Jakarta (ANTARA) - Komisi Kode Etik Polri memutuskan menjatuhkan sanksi administrasi berupa pemberhentian tidak dengan hormat kepada Brigadir Polisi Kepala (Bripka) IGP, tersangka kasus tertembaknya Brigadir Polisi Dua Ignatius Dwi Frisco Sirage atau Bripda IDF.
Kepala Biro Penerangan Masyarakat Divisi Humas Polri Brigadir Jenderal Polisi Ahmad Ramadhan di Jakarta, Jumat, mengatakan Bripka IGP dinyatakan bersalah melanggar Pasal 13 ayat (1) Peraturan Pemerintah Nomor 1 Tahun 2003 tentang Pemberhentian Anggota Polri juncto Pasal 11 huruf c, Pasal 13 ayat (4) Peraturan Kapolri Nomor 14 Tahun 2011 tentang Kode Etik Profesi Polri, Pasal 5 ayat (1) huruf b, Pasal 8 huruf c angka 1, Pasal 10 ayat (1) huruf a angka 5, Pasal 10 ayat (1) huruf f, Pasal 10 ayat (1) huruf a angka 5 Juncto Pasal 10 ayat (6) huruf a dan huruf b Perpol Nomor 7 Tahun 2022 tentang Kode Etik Profesi dan Komisi Kode Etik Polri.

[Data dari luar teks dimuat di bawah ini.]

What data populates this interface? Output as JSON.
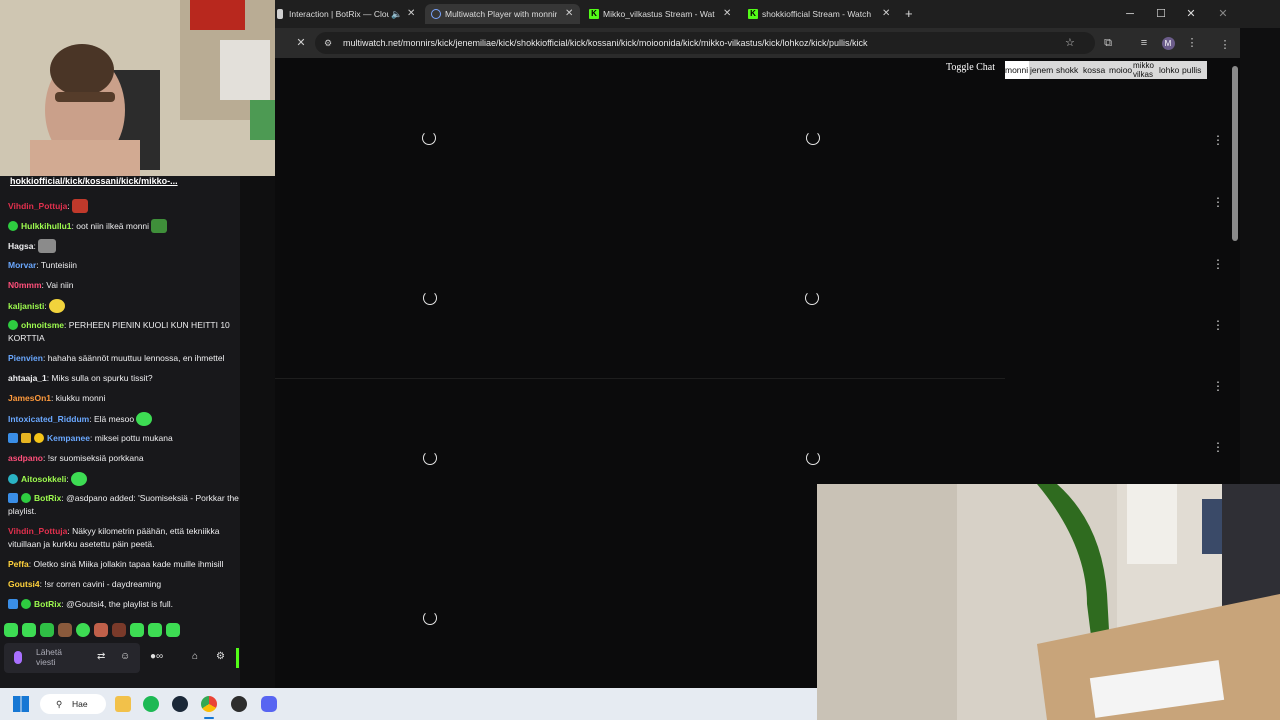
{
  "browser": {
    "tabs": [
      {
        "label": "Interaction | BotRix — Clou",
        "active": false
      },
      {
        "label": "Multiwatch Player with monnirs",
        "active": true
      },
      {
        "label": "Mikko_vilkastus Stream - Watch",
        "active": false
      },
      {
        "label": "shokkiofficial Stream - Watch Li",
        "active": false
      }
    ],
    "new_tab": "+",
    "url": "multiwatch.net/monnirs/kick/jenemiliae/kick/shokkiofficial/kick/kossani/kick/moioonida/kick/mikko-vilkastus/kick/lohkoz/kick/pullis/kick",
    "profile_initial": "M"
  },
  "multiwatch": {
    "toggle_chat": "Toggle Chat",
    "channel_tabs": [
      "monni",
      "jenem",
      "shokk",
      "kossa",
      "moioo",
      "mikko vilkas",
      "lohko",
      "pullis"
    ]
  },
  "chat": {
    "pinned_text": "hokkiofficial/kick/kossani/kick/mikko-...",
    "messages": [
      {
        "user": "Vihdin_Pottuja",
        "color": "#e0304d",
        "text": ""
      },
      {
        "user": "Hulkkihullu1",
        "color": "#9efc4f",
        "text": "oot niin ilkeä monni"
      },
      {
        "user": "Hagsa",
        "color": "#efeff1",
        "text": ""
      },
      {
        "user": "Morvar",
        "color": "#6aa8ff",
        "text": "Tunteisiin"
      },
      {
        "user": "N0mmm",
        "color": "#ff4f7a",
        "text": "Vai niin"
      },
      {
        "user": "kaljanisti",
        "color": "#9efc4f",
        "text": ""
      },
      {
        "user": "ohnoitsme",
        "color": "#9efc4f",
        "text": "PERHEEN PIENIN KUOLI KUN HEITTI 10 KORTTIA"
      },
      {
        "user": "Pienvien",
        "color": "#6aa8ff",
        "text": "hahaha säännöt muuttuu lennossa, en ihmettel"
      },
      {
        "user": "ahtaaja_1",
        "color": "#efeff1",
        "text": "Miks sulla on spurku tissit?"
      },
      {
        "user": "JamesOn1",
        "color": "#ff9a3c",
        "text": "kiukku monni"
      },
      {
        "user": "Intoxicated_Riddum",
        "color": "#6aa8ff",
        "text": "Elä mesoo"
      },
      {
        "user": "Kempanee",
        "color": "#6aa8ff",
        "text": "miksei pottu mukana"
      },
      {
        "user": "asdpano",
        "color": "#ff4f7a",
        "text": "!sr suomiseksiä porkkana"
      },
      {
        "user": "Aitosokkeli",
        "color": "#9efc4f",
        "text": ""
      },
      {
        "user": "BotRix",
        "color": "#9efc4f",
        "text": "@asdpano added: 'Suomiseksiä - Porkkar the playlist."
      },
      {
        "user": "Vihdin_Pottuja",
        "color": "#e0304d",
        "text": "Näkyy kilometrin päähän, että tekniikka vituillaan ja kurkku asetettu päin peetä."
      },
      {
        "user": "Peffa",
        "color": "#ffd23c",
        "text": "Oletko sinä Miika jollakin tapaa kade muille ihmisill"
      },
      {
        "user": "Goutsi4",
        "color": "#ffd23c",
        "text": "!sr corren cavini - daydreaming"
      },
      {
        "user": "BotRix",
        "color": "#9efc4f",
        "text": "@Goutsi4, the playlist is full."
      }
    ],
    "composer_placeholder": "Lähetä viesti"
  },
  "taskbar": {
    "search_label": "Hae"
  },
  "colors": {
    "kick_green": "#53fc18",
    "chat_bg": "#18181b",
    "page_bg": "#0b0b0c"
  }
}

Ramadhan menjelaskan sidang KKEP dalam putusannya menyatakan Bripka IGP dijatuhi sanksi etika, yaitu perilaku pelanggar sebagai perbuatan tercela.
"Sanksi administratif berupa penepatan khusus selama tujuh hari terhitung sejak tanggal 28 Juli sampai 4 Agustus di Ruang Patsus Biro Provos Divisi Propam Polri, pemberhentian tidak dengan hormat (PTDH) sebagai anggota Polri," katanya.
Sidang etik Bripka IGP digelar pada Jumat siang di Ruang Sidang Divisi Propam Polri dengan dipimpin oleh Brigadir Jenderal Polisi Agus Wijayanto sebagai Ketua Komisi dan Komisaris Besar Polisi Rudy Mulyanto sebagai Wakil Ketua Komisi. Kemudian AKBP Heru Waluyo, AKBP Kholiq Iman Santoso dan AKBP Endang Werdiningsih sebagai anggota komisi.
Atas putusan sidang tersebut, Bripka IGP menyatakan banding. "Pelanggar menyatakan banding," kata Ramadhan.
Sebelumnya, Polri juga sudah menggelar sidang etik terhadap Bripda IMS, tersangka lainnya dalam kasus kelalaian membawa senjata api ilegal hingga mengakibatkan juniornya di Densus 88 Antiteror Polri, yakni Bripda IDF, tewas tertembak.
Sama seperti Bripka IGP, tersangka Bripda IMS juga dijatuhi sanksi PTDH dan menyatakan banding atas putusan tersebut.
Hasil penyidikan sementara yang dilakukan Kepolisian Resors Bogor, diketahui senjata api ilegal tersebut milik Bripka IGP. Namun, pada saat kejadian ada di tangan Bripda IMS untuk ditunjukkan kepada Bripda IDF.
Bripda IDF tewas tertembak akibat kelalaian rekan kerjanya yang memperlihatkan senjata api rakitan ilegal di Rusun Polri, Cikeas, Kabupaten Bogor, Minggu (23/7).
Dua anggota Polri dari Detasemen Khusus (Densus) 88 Antiteror Polri ditetapkan sebagai tersangka, yakni Bripda IMS dan Bripka IG. Keduanya dinyatakan melanggar kode etik kategori pelanggaran berat serta tindak pidana Pasal 338 KUHP.
Tersangka Bripda IMS dijerat Pasal 338 atau Pasal 359 KUHP dan atau Undang-Undang Nomor 12 Tahun 1951. Sedangkan tersangka Bripka IG dijerat Pasal 338 juncto Pasal 56 dan atau Pasal 359 juncto Pasal 56 KUHP dan atau Undang-Undang Darurat Nomor 12 Tahun 1951.
Keduanya terancam pidana hukuman mati atau hukuman penjara seumur hidup atau hukuman penjara sementara setinggi-tingginya 20 tahun.